Rea melemparkan tubuhnya ke atas kasur busa, di dalam kamar kos yang dia tempati bersama teman kuliahnya Atika, gadis manis asal solo yang merupakan teman satu jurusannya di fakultas ilmu pendidikan.

Perasaannya masih kesal karena ulah si author gagal move on yang sudah dua bulan enggan mengupdate bab terbaru novel misteri yang Rea tunggu, nyaris sepulang kuliah. Bahkan, sepulang dari warnet, Rea terus uring-uringan karena rasa penasaran akan bab terbaru dari novel favoritnya tak terobati. Bahkan si penulis cenderung menggantung karyanya.

Atika yang asyik menyisir rambutnya di depan cermin kecil yang dia gantung di dinding, menoleh ke samping. Di mana Rea tengah berbaring dengan mata terpejam, dan tangan kanan yang berada di atas dahi, namun kakinya kakinya menjuntai ke bawah menyentuh lantai. Hanya setengah tubuhnya saja yang berada di atas kasur.

"Kenapa, Re? Duitmu habis?" tanyanya. "Buat taruhan bola lagi ya sama Mas Rosyid." Atika melanjutkan, lalu kembali menatap cermin dan kembali menyisir rambutnya.

Menurunkan tangannya dari atas dahi, Rea kemudian memilih bangun. Dia duduk di tepi ranjang, menoleh pada sosok Atika yang kembali melanjutkan aktivitasnya mengepang rambutnya di depan cermin.

"Opsi pertama bener, tapi opsi kedua salah lo, Tik."

Atika menggantung tangannya di udara, melepaskan kepangan rambutnya, dan surai hitam itu kembali terurai.
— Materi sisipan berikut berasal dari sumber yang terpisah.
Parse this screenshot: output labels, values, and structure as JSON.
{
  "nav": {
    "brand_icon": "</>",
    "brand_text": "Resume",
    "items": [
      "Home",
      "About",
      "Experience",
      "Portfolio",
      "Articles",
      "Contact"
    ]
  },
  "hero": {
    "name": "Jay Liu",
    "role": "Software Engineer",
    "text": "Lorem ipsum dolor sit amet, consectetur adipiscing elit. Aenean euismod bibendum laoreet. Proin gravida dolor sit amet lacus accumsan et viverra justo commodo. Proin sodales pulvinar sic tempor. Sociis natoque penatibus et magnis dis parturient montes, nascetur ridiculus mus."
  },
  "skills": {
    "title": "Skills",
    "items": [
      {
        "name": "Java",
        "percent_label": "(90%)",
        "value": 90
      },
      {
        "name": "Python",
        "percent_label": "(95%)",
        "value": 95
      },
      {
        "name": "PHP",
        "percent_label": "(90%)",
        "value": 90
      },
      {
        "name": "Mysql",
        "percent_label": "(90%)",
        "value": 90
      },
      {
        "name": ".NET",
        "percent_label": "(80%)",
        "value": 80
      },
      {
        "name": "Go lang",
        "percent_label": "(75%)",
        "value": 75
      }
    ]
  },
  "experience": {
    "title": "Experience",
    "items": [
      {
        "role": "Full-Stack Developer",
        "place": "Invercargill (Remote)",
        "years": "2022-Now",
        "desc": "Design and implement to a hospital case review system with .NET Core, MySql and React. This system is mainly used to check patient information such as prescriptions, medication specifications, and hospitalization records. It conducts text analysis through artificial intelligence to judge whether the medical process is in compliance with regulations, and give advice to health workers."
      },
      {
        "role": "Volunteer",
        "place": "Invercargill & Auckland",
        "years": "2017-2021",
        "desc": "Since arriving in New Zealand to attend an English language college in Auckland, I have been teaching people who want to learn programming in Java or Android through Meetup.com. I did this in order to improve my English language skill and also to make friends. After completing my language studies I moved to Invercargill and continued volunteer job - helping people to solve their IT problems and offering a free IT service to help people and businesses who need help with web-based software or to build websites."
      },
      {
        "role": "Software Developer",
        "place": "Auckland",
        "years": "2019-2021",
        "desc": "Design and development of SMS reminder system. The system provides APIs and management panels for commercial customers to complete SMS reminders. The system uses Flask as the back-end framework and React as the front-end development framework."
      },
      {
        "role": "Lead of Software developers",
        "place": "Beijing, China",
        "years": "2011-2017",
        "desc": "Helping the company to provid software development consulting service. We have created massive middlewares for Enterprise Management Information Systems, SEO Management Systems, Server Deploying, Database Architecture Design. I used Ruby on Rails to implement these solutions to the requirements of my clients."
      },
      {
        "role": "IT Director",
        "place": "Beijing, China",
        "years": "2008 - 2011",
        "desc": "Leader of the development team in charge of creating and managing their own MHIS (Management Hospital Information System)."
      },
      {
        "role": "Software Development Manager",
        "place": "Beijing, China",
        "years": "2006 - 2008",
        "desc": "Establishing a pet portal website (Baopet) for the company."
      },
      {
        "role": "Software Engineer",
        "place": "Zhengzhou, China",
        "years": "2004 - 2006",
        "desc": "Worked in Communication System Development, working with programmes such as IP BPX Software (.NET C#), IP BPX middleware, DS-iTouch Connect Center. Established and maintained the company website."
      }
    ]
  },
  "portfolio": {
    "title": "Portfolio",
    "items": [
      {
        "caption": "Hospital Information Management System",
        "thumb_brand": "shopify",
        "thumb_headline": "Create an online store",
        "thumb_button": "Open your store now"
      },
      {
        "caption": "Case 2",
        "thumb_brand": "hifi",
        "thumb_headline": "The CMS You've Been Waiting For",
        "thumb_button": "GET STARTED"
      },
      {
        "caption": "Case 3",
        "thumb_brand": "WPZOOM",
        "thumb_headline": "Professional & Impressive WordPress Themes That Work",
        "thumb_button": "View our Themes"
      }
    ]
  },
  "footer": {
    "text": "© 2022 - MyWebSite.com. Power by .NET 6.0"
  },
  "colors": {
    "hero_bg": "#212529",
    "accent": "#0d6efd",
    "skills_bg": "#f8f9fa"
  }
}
Mendengar cerita temannya tentu lebih mengasyikan bagi Atika. Rea itu agak aneh orangnya, memiliki segudang cerita konyol jika sudah berkumpul dengan genk somplaknya yang isinya semuanya laki-laki, Rosyid, Adrian, dan Amin. Terlebih Rosyid yang merupakan partner incrimenya Rea.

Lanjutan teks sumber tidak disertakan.